Exercise in the shower is wonderful! It’s heated so it loosens the muscles, you don’t need a fancy outfit, you don’t have to go any place and pay any money and finally you don’t have to take a shower after because you’re in the shower! And it’s great – I used to get neck aches and back aches when I did different things and since I started this, I don’t get them at all.

We want a quality of life, that’s the key!

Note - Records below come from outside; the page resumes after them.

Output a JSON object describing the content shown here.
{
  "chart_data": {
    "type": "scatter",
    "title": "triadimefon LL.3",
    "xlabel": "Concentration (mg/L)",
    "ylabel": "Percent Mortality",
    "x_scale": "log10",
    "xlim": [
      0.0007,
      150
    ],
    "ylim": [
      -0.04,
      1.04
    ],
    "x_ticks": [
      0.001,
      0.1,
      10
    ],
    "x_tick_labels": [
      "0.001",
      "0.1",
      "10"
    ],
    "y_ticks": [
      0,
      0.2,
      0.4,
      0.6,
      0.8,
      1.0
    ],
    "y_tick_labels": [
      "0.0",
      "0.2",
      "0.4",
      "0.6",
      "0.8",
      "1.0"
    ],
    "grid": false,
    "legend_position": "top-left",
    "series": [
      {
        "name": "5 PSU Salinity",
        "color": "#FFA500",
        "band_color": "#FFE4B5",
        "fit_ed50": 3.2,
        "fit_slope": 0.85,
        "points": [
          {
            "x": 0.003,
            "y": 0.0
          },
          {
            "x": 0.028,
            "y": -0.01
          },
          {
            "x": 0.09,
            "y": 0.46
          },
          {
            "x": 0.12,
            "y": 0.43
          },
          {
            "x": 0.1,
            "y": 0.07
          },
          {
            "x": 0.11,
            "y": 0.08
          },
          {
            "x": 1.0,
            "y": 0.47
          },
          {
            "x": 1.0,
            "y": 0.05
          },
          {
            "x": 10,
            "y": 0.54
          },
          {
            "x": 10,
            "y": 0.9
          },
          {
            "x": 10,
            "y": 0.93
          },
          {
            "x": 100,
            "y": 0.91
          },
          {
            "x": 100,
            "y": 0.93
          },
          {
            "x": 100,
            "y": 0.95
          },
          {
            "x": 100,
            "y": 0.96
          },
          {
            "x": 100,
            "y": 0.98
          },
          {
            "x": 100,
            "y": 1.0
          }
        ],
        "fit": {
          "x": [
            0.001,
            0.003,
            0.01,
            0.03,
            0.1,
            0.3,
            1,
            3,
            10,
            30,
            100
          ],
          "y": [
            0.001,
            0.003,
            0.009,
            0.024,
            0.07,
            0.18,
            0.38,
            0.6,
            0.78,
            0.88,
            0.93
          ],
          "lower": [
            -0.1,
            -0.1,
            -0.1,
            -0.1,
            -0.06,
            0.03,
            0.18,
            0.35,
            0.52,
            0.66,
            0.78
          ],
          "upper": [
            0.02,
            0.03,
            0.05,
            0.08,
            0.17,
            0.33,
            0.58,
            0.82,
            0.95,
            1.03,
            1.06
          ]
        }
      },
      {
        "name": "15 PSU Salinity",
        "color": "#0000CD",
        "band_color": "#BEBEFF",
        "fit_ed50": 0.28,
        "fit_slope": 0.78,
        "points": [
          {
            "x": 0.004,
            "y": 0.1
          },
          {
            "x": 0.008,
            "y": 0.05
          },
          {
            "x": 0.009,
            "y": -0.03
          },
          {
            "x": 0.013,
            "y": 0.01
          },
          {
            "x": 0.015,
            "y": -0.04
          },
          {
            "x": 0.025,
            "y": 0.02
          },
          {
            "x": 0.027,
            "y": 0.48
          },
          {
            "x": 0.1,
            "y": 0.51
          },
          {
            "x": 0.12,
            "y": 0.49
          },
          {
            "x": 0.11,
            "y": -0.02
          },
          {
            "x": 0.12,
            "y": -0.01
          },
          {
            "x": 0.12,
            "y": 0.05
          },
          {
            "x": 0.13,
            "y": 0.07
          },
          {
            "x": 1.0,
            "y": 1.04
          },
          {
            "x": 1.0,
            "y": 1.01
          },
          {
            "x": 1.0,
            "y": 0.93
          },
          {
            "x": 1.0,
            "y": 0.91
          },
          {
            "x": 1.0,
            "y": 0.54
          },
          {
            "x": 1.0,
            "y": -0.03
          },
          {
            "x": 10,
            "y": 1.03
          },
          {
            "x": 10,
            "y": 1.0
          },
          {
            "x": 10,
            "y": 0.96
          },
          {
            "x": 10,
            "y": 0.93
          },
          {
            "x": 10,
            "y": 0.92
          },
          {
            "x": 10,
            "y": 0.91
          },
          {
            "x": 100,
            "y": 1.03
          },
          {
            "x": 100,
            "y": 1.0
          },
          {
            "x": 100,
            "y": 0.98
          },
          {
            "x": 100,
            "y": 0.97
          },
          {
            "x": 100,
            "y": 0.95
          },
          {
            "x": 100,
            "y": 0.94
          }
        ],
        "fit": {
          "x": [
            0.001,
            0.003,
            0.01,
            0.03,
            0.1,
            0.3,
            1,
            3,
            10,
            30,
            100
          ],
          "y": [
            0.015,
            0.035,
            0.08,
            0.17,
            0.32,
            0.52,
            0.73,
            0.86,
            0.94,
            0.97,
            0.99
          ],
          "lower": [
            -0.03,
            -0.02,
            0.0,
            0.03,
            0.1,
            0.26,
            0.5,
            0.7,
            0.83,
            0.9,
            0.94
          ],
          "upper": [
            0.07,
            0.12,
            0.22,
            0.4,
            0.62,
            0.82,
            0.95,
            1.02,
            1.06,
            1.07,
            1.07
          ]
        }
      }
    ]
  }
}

Because what good is it if you don’t have a good physical quality of life. And mental health is important too, as important as physical health. You can’t age well if you don’t spend social time with people. The value of real friendship is so important, real friends are your chosen family. You need people around you, you need to be socially engaged, you need something to stimulate you and good mental health is important as you age, there’s no question. I believe that having peace of mind is really important too…to be a moral person, respecting others and having integrity.

I think perspective is the point. You don’t complain when you have perspective because you know what life is like for 90% of the people in the world. You always have to know how lucky you are, at any age.